Lukas Pachner: Ab zur WM nach Amerika. Der Großrußbacher Lukas Pachner (27) meldete sich nach seiner schweren Hüftverletzung eindrucksvoll zurück und löste das Ticket für die Weltmeisterschaft in Park City.

Von Peter Sonnenberg. Erstellt am 16. Januar 2019 (02:43)
FIS
In WM-Form. Snowboardcrosser Lukas Pachner (im roten Überziehleiberl) krönte sein fulminantes Comeback mit der Reise in die USA.FIS

„Ein mördermäßiges Weihnachtsgeschenk“ – so beschrieb der Großrußbacher Lukas Pachner seinen vierten Platz beim Snowboard-Weltcup im italie nischen Carezza kurz vor dem Heiligen Abend, denn dadurch löste er das Ticket für die Weltmeisterschaften in Park City in den Vereinigten Staaten, wo Anfang Februar die Titelkämpfe der weltbesten Snowboarder stattfinden.

Bereits Ende dieser Woche geht es für Pachner und Co. nach Übersee, wo sich der Snowboard-Crosser mit einem Trainingskurs auf den Punkt in Form bringen will.

„Mein größter Sieg ist ohnehin schon, dass ich dabei bin“

Für den gebürtigen Weinviertler, der für den Wiener Verein SU Kaltleutgeben an den Start geht, ist es der krönende Höhepunkt turbulenter zwölf Monate, die mit seinem schweren Sturz beim Weltcupfinale Ende März in der Schweiz ihren Anfang nahmen.

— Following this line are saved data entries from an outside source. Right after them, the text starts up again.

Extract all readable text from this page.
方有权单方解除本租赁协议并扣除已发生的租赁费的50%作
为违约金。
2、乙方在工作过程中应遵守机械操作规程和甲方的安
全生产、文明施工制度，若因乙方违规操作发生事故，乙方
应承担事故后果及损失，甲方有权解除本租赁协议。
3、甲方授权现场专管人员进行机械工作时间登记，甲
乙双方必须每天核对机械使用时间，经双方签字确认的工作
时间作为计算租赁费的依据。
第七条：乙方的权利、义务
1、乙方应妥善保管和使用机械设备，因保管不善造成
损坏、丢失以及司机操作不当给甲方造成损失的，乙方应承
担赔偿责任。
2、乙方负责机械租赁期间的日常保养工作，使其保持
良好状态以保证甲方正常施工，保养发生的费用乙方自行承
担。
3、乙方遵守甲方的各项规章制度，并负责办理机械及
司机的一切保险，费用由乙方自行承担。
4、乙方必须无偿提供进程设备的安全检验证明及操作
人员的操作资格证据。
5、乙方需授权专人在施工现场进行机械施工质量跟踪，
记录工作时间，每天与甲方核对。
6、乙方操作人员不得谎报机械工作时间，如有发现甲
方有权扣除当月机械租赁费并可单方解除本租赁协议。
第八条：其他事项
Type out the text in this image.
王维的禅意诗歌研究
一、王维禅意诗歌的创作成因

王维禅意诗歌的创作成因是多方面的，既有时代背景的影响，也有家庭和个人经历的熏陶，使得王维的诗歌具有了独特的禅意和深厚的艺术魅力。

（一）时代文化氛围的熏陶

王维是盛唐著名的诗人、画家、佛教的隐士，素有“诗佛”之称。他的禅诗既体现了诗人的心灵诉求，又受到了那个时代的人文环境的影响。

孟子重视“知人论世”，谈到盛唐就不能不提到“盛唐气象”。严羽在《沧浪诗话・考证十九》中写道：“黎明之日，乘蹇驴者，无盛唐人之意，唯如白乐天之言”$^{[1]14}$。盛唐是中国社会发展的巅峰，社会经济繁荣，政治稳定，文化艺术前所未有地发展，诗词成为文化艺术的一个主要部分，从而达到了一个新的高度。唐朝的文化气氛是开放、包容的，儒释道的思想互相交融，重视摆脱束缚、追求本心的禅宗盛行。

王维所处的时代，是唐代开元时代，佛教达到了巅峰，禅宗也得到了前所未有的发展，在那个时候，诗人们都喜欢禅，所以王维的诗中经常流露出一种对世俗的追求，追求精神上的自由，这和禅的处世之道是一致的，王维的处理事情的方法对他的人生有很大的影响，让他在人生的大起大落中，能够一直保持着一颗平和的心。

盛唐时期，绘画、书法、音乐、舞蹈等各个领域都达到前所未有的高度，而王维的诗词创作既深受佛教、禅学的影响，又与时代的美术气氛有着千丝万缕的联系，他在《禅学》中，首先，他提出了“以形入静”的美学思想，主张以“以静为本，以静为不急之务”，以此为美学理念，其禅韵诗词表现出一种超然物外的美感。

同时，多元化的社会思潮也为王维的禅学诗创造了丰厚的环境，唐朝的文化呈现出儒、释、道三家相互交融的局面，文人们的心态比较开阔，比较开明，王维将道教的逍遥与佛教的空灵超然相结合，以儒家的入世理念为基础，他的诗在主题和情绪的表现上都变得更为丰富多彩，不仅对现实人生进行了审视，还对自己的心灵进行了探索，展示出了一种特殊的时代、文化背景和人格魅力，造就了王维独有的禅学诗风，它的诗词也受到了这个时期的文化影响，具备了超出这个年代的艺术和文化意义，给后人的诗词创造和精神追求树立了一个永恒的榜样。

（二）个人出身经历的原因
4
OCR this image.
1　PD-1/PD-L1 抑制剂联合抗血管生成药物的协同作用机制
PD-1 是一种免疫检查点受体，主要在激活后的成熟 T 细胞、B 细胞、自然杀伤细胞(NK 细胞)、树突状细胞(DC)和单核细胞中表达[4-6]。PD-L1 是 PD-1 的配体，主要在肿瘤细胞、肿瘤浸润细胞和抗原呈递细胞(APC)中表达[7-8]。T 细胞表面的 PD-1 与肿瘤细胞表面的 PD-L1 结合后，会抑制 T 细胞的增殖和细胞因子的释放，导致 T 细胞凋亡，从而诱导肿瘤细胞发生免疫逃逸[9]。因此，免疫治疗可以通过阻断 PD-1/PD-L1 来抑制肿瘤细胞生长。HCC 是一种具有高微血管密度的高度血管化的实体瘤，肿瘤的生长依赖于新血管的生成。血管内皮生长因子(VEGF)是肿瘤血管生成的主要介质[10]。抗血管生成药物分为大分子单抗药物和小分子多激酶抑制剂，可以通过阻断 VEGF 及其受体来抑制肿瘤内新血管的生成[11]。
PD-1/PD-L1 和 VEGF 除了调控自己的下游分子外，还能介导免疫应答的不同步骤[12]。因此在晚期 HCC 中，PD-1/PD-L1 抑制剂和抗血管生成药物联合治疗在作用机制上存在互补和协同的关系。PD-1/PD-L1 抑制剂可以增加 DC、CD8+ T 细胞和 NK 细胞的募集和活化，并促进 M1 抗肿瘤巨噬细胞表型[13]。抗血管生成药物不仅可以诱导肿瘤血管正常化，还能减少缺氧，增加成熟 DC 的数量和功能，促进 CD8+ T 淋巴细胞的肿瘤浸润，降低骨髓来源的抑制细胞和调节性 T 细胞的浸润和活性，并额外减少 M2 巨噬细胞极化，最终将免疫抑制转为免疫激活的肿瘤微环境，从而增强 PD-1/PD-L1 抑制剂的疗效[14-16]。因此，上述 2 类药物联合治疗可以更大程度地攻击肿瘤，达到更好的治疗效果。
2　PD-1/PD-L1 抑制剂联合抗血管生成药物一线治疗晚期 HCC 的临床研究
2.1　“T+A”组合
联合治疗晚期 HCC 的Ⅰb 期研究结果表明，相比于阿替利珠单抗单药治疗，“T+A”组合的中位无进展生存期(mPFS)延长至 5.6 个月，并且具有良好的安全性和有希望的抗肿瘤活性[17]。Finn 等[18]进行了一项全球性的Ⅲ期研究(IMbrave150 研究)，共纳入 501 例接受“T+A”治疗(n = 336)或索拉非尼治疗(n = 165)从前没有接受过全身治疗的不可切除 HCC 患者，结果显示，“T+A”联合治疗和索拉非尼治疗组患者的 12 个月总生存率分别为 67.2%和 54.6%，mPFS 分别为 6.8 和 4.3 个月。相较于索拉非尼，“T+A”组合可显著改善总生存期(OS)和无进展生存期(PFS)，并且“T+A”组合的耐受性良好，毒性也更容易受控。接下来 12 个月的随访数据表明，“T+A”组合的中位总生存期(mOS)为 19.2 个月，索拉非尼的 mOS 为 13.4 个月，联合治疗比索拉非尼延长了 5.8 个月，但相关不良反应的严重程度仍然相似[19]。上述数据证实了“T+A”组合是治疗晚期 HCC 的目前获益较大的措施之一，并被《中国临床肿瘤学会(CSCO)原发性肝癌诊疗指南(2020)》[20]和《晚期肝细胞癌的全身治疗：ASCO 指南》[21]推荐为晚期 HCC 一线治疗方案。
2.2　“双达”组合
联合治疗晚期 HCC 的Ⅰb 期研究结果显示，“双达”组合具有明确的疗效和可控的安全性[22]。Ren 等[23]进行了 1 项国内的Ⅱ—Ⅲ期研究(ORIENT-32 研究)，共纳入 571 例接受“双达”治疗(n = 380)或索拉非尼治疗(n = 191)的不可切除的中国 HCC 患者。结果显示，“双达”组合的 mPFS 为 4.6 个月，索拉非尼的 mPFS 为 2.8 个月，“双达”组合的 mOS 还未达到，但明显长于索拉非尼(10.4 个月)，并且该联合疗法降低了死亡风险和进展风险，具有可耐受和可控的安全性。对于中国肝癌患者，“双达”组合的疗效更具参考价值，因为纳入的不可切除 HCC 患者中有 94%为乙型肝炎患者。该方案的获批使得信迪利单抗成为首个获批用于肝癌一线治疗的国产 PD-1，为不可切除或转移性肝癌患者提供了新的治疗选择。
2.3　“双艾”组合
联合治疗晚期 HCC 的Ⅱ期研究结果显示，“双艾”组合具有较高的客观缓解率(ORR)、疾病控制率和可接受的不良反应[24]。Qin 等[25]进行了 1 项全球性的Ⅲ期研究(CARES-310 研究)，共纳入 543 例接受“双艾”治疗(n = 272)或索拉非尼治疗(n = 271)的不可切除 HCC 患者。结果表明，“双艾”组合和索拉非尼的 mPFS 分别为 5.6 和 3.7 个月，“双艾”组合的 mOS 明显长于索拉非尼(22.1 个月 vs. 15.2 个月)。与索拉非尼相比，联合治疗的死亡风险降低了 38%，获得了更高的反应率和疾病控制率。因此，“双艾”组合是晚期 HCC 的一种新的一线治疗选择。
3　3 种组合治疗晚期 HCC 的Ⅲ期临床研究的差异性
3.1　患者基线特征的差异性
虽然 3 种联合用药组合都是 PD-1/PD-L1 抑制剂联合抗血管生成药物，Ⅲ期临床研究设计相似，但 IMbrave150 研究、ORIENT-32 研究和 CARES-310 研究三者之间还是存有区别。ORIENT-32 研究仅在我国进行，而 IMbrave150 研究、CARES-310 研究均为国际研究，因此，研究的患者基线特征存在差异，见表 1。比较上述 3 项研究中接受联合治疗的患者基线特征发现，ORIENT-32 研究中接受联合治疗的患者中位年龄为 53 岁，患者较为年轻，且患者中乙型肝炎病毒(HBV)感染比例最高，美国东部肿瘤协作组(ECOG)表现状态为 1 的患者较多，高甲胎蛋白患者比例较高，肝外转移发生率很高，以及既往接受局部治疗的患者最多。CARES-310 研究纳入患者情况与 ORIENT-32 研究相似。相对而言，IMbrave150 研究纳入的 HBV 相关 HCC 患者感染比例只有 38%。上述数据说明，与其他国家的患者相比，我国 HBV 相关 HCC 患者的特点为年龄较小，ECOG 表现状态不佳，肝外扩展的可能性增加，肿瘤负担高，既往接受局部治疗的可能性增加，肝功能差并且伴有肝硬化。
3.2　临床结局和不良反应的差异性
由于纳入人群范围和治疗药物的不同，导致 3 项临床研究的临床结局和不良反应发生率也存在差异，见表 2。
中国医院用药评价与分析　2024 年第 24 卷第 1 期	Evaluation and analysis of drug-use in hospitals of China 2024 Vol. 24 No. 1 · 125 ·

Damals zog er sich eine Hüftluxation und einen Bruch der rechten Hüftpfanne zu. „Es war eine komplizierte Sache, auch weil das eine relativ seltene Snowboard-Verletzung ist“, wie Pachner weiß.

privat
Lukas Pachner

Wochenlang auf Krücken, wochenlang in der Reha – über den gesamten Sommer schuftete er für sein Comeback. Anfang Oktober ging es dann wieder auf Schnee; er nahm an allen Kursen teil, hatte aber natürlich einen ordentlichen Trainingsrückstand gegenüber seinen Teamkollegen aufzuweisen. „Das war nicht weiter schlimm, ich habe mich nur auf mich konzentriert. Am Anfang war nur noch nicht ganz klar, in welche Richtung es geht.“

Doch nach Einsätzen im Europacup und bei österreichischen Meisterschaften, wo Pachner sofort wieder vorne mitfahren konnte, ging es zum Snowboard-Cross ins eingangs erwähnte Carezza, wo er mit dem Top-fünf-Platz die Quali für die WM schaffte. „Natürlich war ich überrascht, eigentlich ist es ein Wahnsinn, wenn man darüber nachdenkt“, kommt Pachner selbst nicht aus dem Staunen heraus.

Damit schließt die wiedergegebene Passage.